Artefact is the right choice for large enterprises and major consumer brands seeking industrial-scale ML adoption and data strategy.

Enterprise ML at 1,500-consultant scale across 26 countries — strategy, deployment, and AI factory in one firm. Minimum engagement starts at $50K+. Works best with clients in retail, healthcare, fintech, media, telecommunications, FMCG.

Who should choose Miquido?

Miquido is the right choice for product companies and scale-ups needing ML features embedded within polished mobile or web products.

AI-plus-product development — ML capabilities integrated with UX engineering, not delivered as a standalone model. Minimum engagement starts at $25K+. Works best with clients in saas, media, retail, healthcare, fintech.

Decision matrix: Artefact vs Miquido

Your situation Recommended choice
You need full-ownership delivery on a defined project scope Miquido
You need a large dedicated team for an ongoing programme Artefact
Your budget is at the lower end Miquido
You need specialist depth in a specific vertical Artefact
You need staff augmentation or team extension Neither; consider alternatives that offer staff aug
You need consulting before committing to a build Artefact

Use case fit: Artefact vs Miquido

Use case Artefact fit Miquido fit Winner
Enterprise AI strategy and ML roadmap Strong Limited Artefact
AI factory deployment for CPG brand Strong Strong Both equally
AI features within mobile travel app Strong Strong Both equally
Recommendation system for media platform Limited Strong Miquido
Fixed-price build Limited Limited Both equally
Staff augmentation Limited Limited Both equally

Verdict: Artefact vs Miquido

Artefact (4.5/5) is the stronger overall choice for most Machine Learning projects. Enterprise ML at 1,500-consultant scale across 26 countries — strategy, deployment, and AI factory in one firm. It is best for large enterprises and major consumer brands seeking industrial-scale ML adoption and data strategy.

Miquido (4.2/5) is the better choice when product companies and scale-ups needing ML features embedded within polished mobile or web products.
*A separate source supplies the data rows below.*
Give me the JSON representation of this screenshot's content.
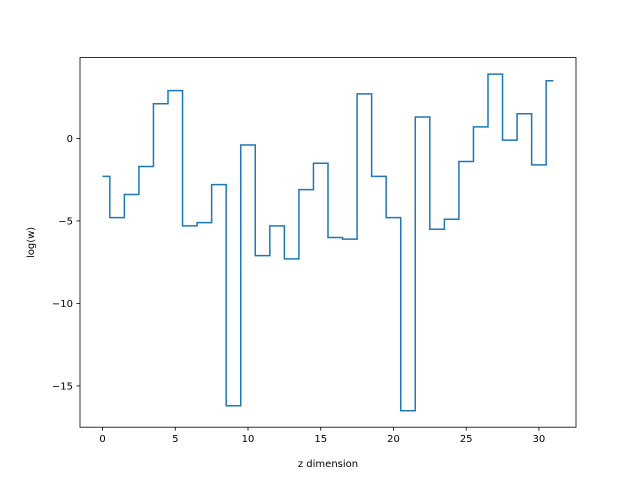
{
  "chart_data": {
    "type": "line",
    "drawstyle": "steps-mid",
    "xlabel": "z dimension",
    "ylabel": "log(w)",
    "xlim": [
      -1.55,
      32.55
    ],
    "ylim": [
      -17.5,
      4.9
    ],
    "xticks": [
      0,
      5,
      10,
      15,
      20,
      25,
      30
    ],
    "yticks": [
      -15,
      -10,
      -5,
      0
    ],
    "ytick_labels": [
      "−15",
      "−10",
      "−5",
      "0"
    ],
    "grid": false,
    "color": "#1f77b4",
    "x": [
      0,
      1,
      2,
      3,
      4,
      5,
      6,
      7,
      8,
      9,
      10,
      11,
      12,
      13,
      14,
      15,
      16,
      17,
      18,
      19,
      20,
      21,
      22,
      23,
      24,
      25,
      26,
      27,
      28,
      29,
      30,
      31
    ],
    "y": [
      -2.3,
      -4.8,
      -3.4,
      -1.7,
      2.1,
      2.9,
      -5.3,
      -5.1,
      -2.8,
      -16.2,
      -0.4,
      -7.1,
      -5.3,
      -7.3,
      -3.1,
      -1.5,
      -6.0,
      -6.1,
      2.7,
      -2.3,
      -4.8,
      -16.5,
      1.3,
      -5.5,
      -4.9,
      -1.4,
      0.7,
      3.9,
      -0.1,
      1.5,
      -1.6,
      3.5
    ]
  }
}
If your situation matches those criteria, Miquido is a competitive option.

Related comparisons

Artefact vs Miquido FAQ

Is Artefact better than Miquido?

Artefact (4.5/5) scores higher overall, but "better" depends on your use case. Artefact is better for large enterprises and major consumer brands seeking industrial-scale ML adoption and data strategy. Miquido is better for product companies and scale-ups needing ML features embedded within polished mobile or web products.

How do Artefact and Miquido differ in pricing?
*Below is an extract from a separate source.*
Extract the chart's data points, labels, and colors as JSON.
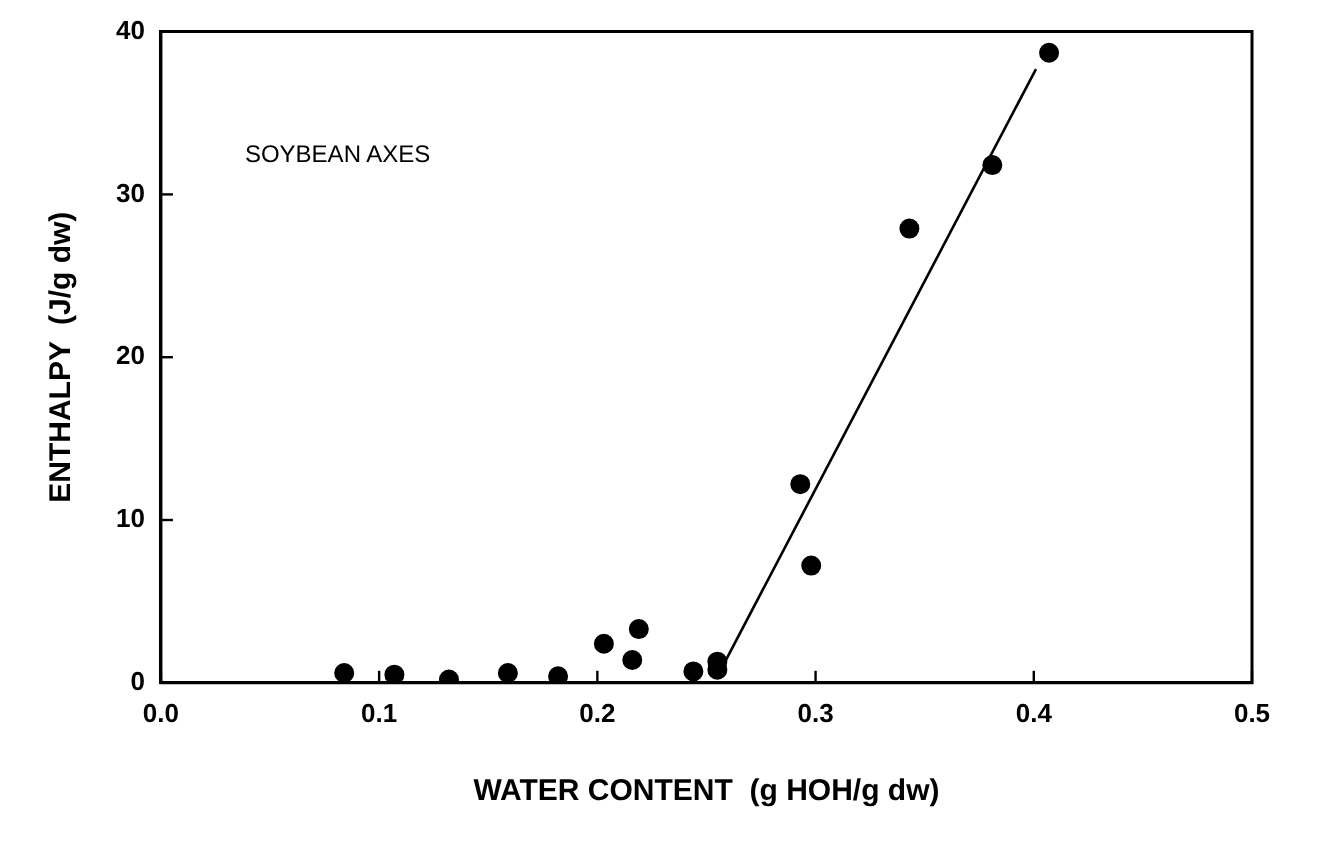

Artefact uses t&m, retainer pricing with a minimum engagement of $50K+. Miquido uses fixed project, t&m pricing with a minimum engagement of $25K+. Neither firm publishes a full rate card; a discovery call is required for project-specific quotes.
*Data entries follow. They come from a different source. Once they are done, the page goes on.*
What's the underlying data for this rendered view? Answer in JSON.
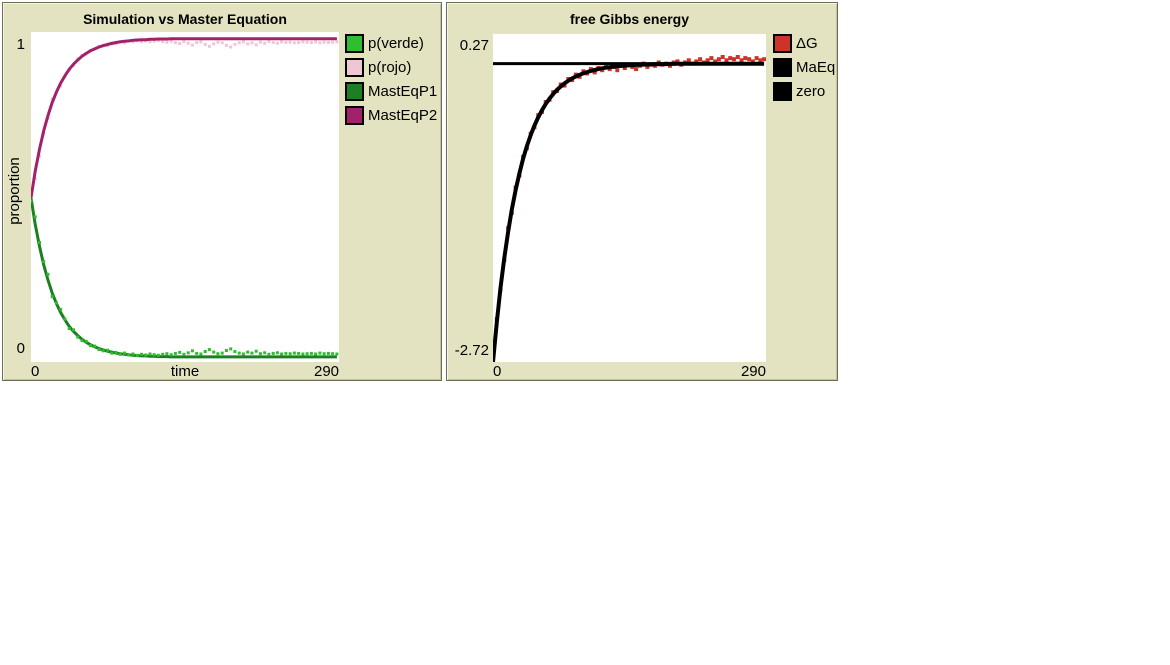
{
  "page": {
    "background_color": "#ffffff",
    "panel_color": "#e3e3c1"
  },
  "plots": [
    {
      "title": "Simulation vs Master Equation",
      "y_axis_title": "proportion",
      "y_max_label": "1",
      "y_min_label": "0",
      "x_min_label": "0",
      "x_axis_title": "time",
      "x_max_label": "290",
      "legend": [
        {
          "label": "p(verde)",
          "color": "#2ebe30"
        },
        {
          "label": "p(rojo)",
          "color": "#f0c6d2"
        },
        {
          "label": "MastEqP1",
          "color": "#1e7e22"
        },
        {
          "label": "MastEqP2",
          "color": "#a3206b"
        }
      ]
    },
    {
      "title": "free Gibbs energy",
      "y_max_label": "0.27",
      "y_min_label": "-2.72",
      "x_min_label": "0",
      "x_max_label": "290",
      "legend": [
        {
          "label": "ΔG",
          "color": "#ce332a"
        },
        {
          "label": "MaEq",
          "color": "#000000"
        },
        {
          "label": "zero",
          "color": "#000000"
        }
      ]
    }
  ],
  "chart_data": [
    {
      "type": "line",
      "title": "Simulation vs Master Equation",
      "xlabel": "time",
      "ylabel": "proportion",
      "xlim": [
        0,
        290
      ],
      "ylim": [
        0,
        1
      ],
      "ylim_draw": [
        -0.015,
        1.02
      ],
      "x_start": 0,
      "x_step": 4,
      "legend_position": "right",
      "grid": false,
      "series": [
        {
          "name": "p(rojo)",
          "color": "#f0c6d2",
          "style": "dots",
          "size": 3,
          "values": [
            0.51,
            0.56,
            0.63,
            0.7,
            0.75,
            0.81,
            0.83,
            0.85,
            0.88,
            0.9,
            0.915,
            0.936,
            0.947,
            0.951,
            0.962,
            0.966,
            0.975,
            0.979,
            0.977,
            0.986,
            0.984,
            0.99,
            0.986,
            0.992,
            0.989,
            0.993,
            0.99,
            0.992,
            0.989,
            0.991,
            0.993,
            0.99,
            0.988,
            0.991,
            0.987,
            0.984,
            0.99,
            0.985,
            0.979,
            0.987,
            0.989,
            0.981,
            0.975,
            0.983,
            0.988,
            0.986,
            0.978,
            0.973,
            0.981,
            0.986,
            0.989,
            0.983,
            0.986,
            0.98,
            0.988,
            0.985,
            0.99,
            0.987,
            0.985,
            0.989,
            0.987,
            0.988,
            0.986,
            0.987,
            0.989,
            0.988,
            0.987,
            0.989,
            0.986,
            0.988,
            0.987,
            0.988,
            0.989
          ]
        },
        {
          "name": "MastEqP2",
          "color": "#a3206b",
          "style": "line",
          "width": 3,
          "values": [
            0.5,
            0.583,
            0.652,
            0.71,
            0.758,
            0.799,
            0.832,
            0.86,
            0.883,
            0.903,
            0.919,
            0.932,
            0.944,
            0.953,
            0.961,
            0.967,
            0.973,
            0.977,
            0.981,
            0.984,
            0.987,
            0.989,
            0.991,
            0.992,
            0.994,
            0.995,
            0.996,
            0.996,
            0.997,
            0.997,
            0.998,
            0.998,
            0.998,
            0.999,
            0.999,
            0.999,
            0.999,
            0.999,
            0.999,
            0.999,
            0.999,
            0.999,
            0.999,
            0.999,
            0.999,
            0.999,
            0.999,
            0.999,
            0.999,
            0.999,
            0.999,
            0.999,
            0.999,
            0.999,
            0.999,
            0.999,
            0.999,
            0.999,
            0.999,
            0.999,
            0.999,
            0.999,
            0.999,
            0.999,
            0.999,
            0.999,
            0.999,
            0.999,
            0.999,
            0.999,
            0.999,
            0.999,
            0.999
          ]
        },
        {
          "name": "MastEqP1",
          "color": "#1e7e22",
          "style": "line",
          "width": 3,
          "values": [
            0.5,
            0.417,
            0.348,
            0.29,
            0.242,
            0.201,
            0.168,
            0.14,
            0.117,
            0.097,
            0.081,
            0.068,
            0.056,
            0.047,
            0.039,
            0.033,
            0.027,
            0.023,
            0.019,
            0.016,
            0.013,
            0.011,
            0.009,
            0.008,
            0.006,
            0.005,
            0.004,
            0.004,
            0.003,
            0.003,
            0.002,
            0.002,
            0.002,
            0.001,
            0.001,
            0.001,
            0.001,
            0.001,
            0.001,
            0.001,
            0.001,
            0.001,
            0.001,
            0.001,
            0.001,
            0.001,
            0.001,
            0.001,
            0.001,
            0.001,
            0.001,
            0.001,
            0.001,
            0.001,
            0.001,
            0.001,
            0.001,
            0.001,
            0.001,
            0.001,
            0.001,
            0.001,
            0.001,
            0.001,
            0.001,
            0.001,
            0.001,
            0.001,
            0.001,
            0.001,
            0.001,
            0.001,
            0.001
          ]
        },
        {
          "name": "p(verde)",
          "color": "#2ebe30",
          "style": "dots",
          "size": 3,
          "values": [
            0.49,
            0.44,
            0.36,
            0.3,
            0.26,
            0.19,
            0.17,
            0.15,
            0.12,
            0.09,
            0.086,
            0.063,
            0.052,
            0.05,
            0.036,
            0.035,
            0.024,
            0.02,
            0.022,
            0.013,
            0.015,
            0.009,
            0.013,
            0.007,
            0.01,
            0.006,
            0.009,
            0.007,
            0.01,
            0.008,
            0.006,
            0.009,
            0.011,
            0.008,
            0.012,
            0.015,
            0.009,
            0.014,
            0.02,
            0.012,
            0.01,
            0.018,
            0.024,
            0.016,
            0.011,
            0.013,
            0.021,
            0.026,
            0.018,
            0.013,
            0.01,
            0.016,
            0.013,
            0.019,
            0.011,
            0.014,
            0.009,
            0.012,
            0.014,
            0.01,
            0.012,
            0.011,
            0.013,
            0.012,
            0.01,
            0.011,
            0.012,
            0.01,
            0.013,
            0.011,
            0.012,
            0.011,
            0.01
          ]
        }
      ]
    },
    {
      "type": "line",
      "title": "free Gibbs energy",
      "xlabel": "",
      "ylabel": "",
      "xlim": [
        0,
        290
      ],
      "ylim": [
        -2.72,
        0.27
      ],
      "x_start": 0,
      "x_step": 4,
      "legend_position": "right",
      "grid": false,
      "series": [
        {
          "name": "ΔG",
          "color": "#ce332a",
          "style": "dots",
          "size": 4,
          "values": [
            -2.7,
            -2.33,
            -2.06,
            -1.79,
            -1.5,
            -1.36,
            -1.13,
            -1.02,
            -0.85,
            -0.77,
            -0.64,
            -0.58,
            -0.47,
            -0.44,
            -0.35,
            -0.33,
            -0.26,
            -0.25,
            -0.19,
            -0.2,
            -0.14,
            -0.15,
            -0.1,
            -0.12,
            -0.07,
            -0.09,
            -0.05,
            -0.08,
            -0.04,
            -0.06,
            -0.02,
            -0.05,
            -0.03,
            -0.06,
            -0.02,
            -0.04,
            -0.01,
            -0.03,
            -0.05,
            -0.02,
            0.0,
            -0.03,
            -0.01,
            -0.02,
            0.01,
            -0.01,
            0.0,
            -0.02,
            0.01,
            0.02,
            -0.01,
            0.01,
            0.03,
            0.0,
            0.02,
            0.04,
            0.01,
            0.03,
            0.05,
            0.02,
            0.04,
            0.06,
            0.03,
            0.05,
            0.04,
            0.06,
            0.03,
            0.05,
            0.04,
            0.02,
            0.05,
            0.03,
            0.04
          ]
        },
        {
          "name": "MaEq",
          "color": "#000000",
          "style": "line",
          "width": 4,
          "values": [
            -2.72,
            -2.358,
            -2.044,
            -1.772,
            -1.536,
            -1.331,
            -1.154,
            -1.001,
            -0.867,
            -0.752,
            -0.652,
            -0.565,
            -0.49,
            -0.425,
            -0.368,
            -0.319,
            -0.277,
            -0.24,
            -0.208,
            -0.18,
            -0.156,
            -0.135,
            -0.117,
            -0.102,
            -0.088,
            -0.077,
            -0.066,
            -0.058,
            -0.05,
            -0.043,
            -0.037,
            -0.033,
            -0.028,
            -0.024,
            -0.021,
            -0.018,
            -0.016,
            -0.014,
            -0.012,
            -0.01,
            -0.009,
            -0.008,
            -0.007,
            -0.006,
            -0.005,
            -0.004,
            -0.004,
            -0.003,
            -0.003,
            -0.002,
            -0.002,
            -0.002,
            -0.001,
            -0.001,
            -0.001,
            -0.001,
            -0.001,
            -0.001,
            -0.001,
            -0.001,
            -0.001,
            -0.001,
            -0.001,
            -0.001,
            -0.001,
            -0.001,
            -0.001,
            -0.001,
            -0.001,
            -0.001,
            -0.001,
            -0.001,
            -0.001
          ]
        },
        {
          "name": "zero",
          "color": "#000000",
          "style": "hline",
          "width": 3,
          "value": 0
        }
      ]
    }
  ]
}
Which is better for enterprise: Artefact or Miquido?

Artefact is the larger team and typically the better enterprise-scale choice. For very large programmes, verify team size and compliance coverage directly with each agency before shortlisting.

What are the main differences between Artefact and Miquido?

Artefact's primary differentiator is: enterprise ml at 1,500-consultant scale across 26 countries — strategy, deployment, and ai factory in one firm. Miquido's primary differentiator is: ai-plus-product development — ml capabilities integrated with ux engineering, not delivered as a standalone model. They also differ in team size (1,500 vs 200+), minimum engagement ($50K+ vs $25K+), and primary industries served (retail, healthcare vs saas, media).

Last reviewed: July 2026. Verify all details directly with each agency before making a decision.